Pick Me!

A weblog by Laura Moncur

10/22/2003

The Heater Vent

Filed under: Personal History — Laura Moncur @ 9:01 am

When I was a teenager, I wrote in my journal every morning. I woke up at 5 am, turned the heat up and sat on the floor by the heater vent. The warm air would fill the blanket that I had brought from upstairs. Every morning I took a warm air bath and it was delicious. This heater vent was positioned in such a manner that I could lean my back on the kitchen bar. I was comfortable and warm. It was the perfect environment to write out my teen angst every morning.

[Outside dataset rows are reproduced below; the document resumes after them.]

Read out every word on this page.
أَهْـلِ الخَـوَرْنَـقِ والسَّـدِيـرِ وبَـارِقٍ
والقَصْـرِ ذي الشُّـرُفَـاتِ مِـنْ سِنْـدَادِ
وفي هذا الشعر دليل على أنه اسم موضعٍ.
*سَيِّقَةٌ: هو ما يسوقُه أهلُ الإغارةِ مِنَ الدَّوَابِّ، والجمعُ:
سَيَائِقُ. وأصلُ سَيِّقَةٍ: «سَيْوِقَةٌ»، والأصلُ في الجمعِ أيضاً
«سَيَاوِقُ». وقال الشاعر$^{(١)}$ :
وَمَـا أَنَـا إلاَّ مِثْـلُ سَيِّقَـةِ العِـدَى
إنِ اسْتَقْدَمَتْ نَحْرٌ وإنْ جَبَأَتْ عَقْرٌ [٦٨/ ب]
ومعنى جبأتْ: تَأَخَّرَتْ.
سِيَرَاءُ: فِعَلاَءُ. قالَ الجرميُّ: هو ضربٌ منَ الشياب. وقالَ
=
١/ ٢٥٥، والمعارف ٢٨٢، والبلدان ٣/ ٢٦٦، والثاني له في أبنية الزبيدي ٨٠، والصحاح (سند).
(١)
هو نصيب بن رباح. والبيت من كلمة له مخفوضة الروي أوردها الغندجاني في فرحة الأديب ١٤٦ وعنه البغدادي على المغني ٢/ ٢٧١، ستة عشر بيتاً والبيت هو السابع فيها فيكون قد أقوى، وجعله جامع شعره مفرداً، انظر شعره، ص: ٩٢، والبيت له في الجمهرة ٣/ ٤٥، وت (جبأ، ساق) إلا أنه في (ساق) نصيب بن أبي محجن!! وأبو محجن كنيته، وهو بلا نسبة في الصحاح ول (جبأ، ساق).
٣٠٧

Don’t let yourself forget what it’s like to be sixteen. Anonymous

I still keep my journal every day. I type one full page of Arial 10 point text with half inch margins on all sides. I type until I fill the page, even if I feel empty. When I feel like I have nothing to say, I type the words, “I have nothing to say. I feel empty.” It usually only takes me a couple of iterations of those phrases until I realize that I’m not empty and that I DO have something to say. Typing on the computer is vastly different from the morning routine of my teen years.

Writing is not necessarily something to be ashamed of, but do it in private and wash your hands afterwards. Robert Heinlein (1907 – 1988)

This weblog owes its existence to that morning page. I would post those words, but when I read them they tend to be full of the mundane and irrelevant. I find that the words that end up in my journal are useless. I think of my journal writing as a mind dump. I get rid of all the silly things that are floating in my head so that I can actually write something coherent and interesting.

Journal writing is a voyage to the interior. Christina Baldwin

In July, we moved to a new home closer to town. It’s smaller and much older, but we are really lucky. It has a forced-air gas furnace that works like a dream. The other morning, the heat came on and I couldn’t stop myself. I sat down on the hard wood floor right by the heater vent. The air filled my nightgown and the memory of all those teenaged mornings came to me. The joy of it was too good to stand up and get started with my day. There was only one thing that concerned me: how can I sit on the floor and write my morning page at the same time? Maybe it’s time I went back to paper and pencil.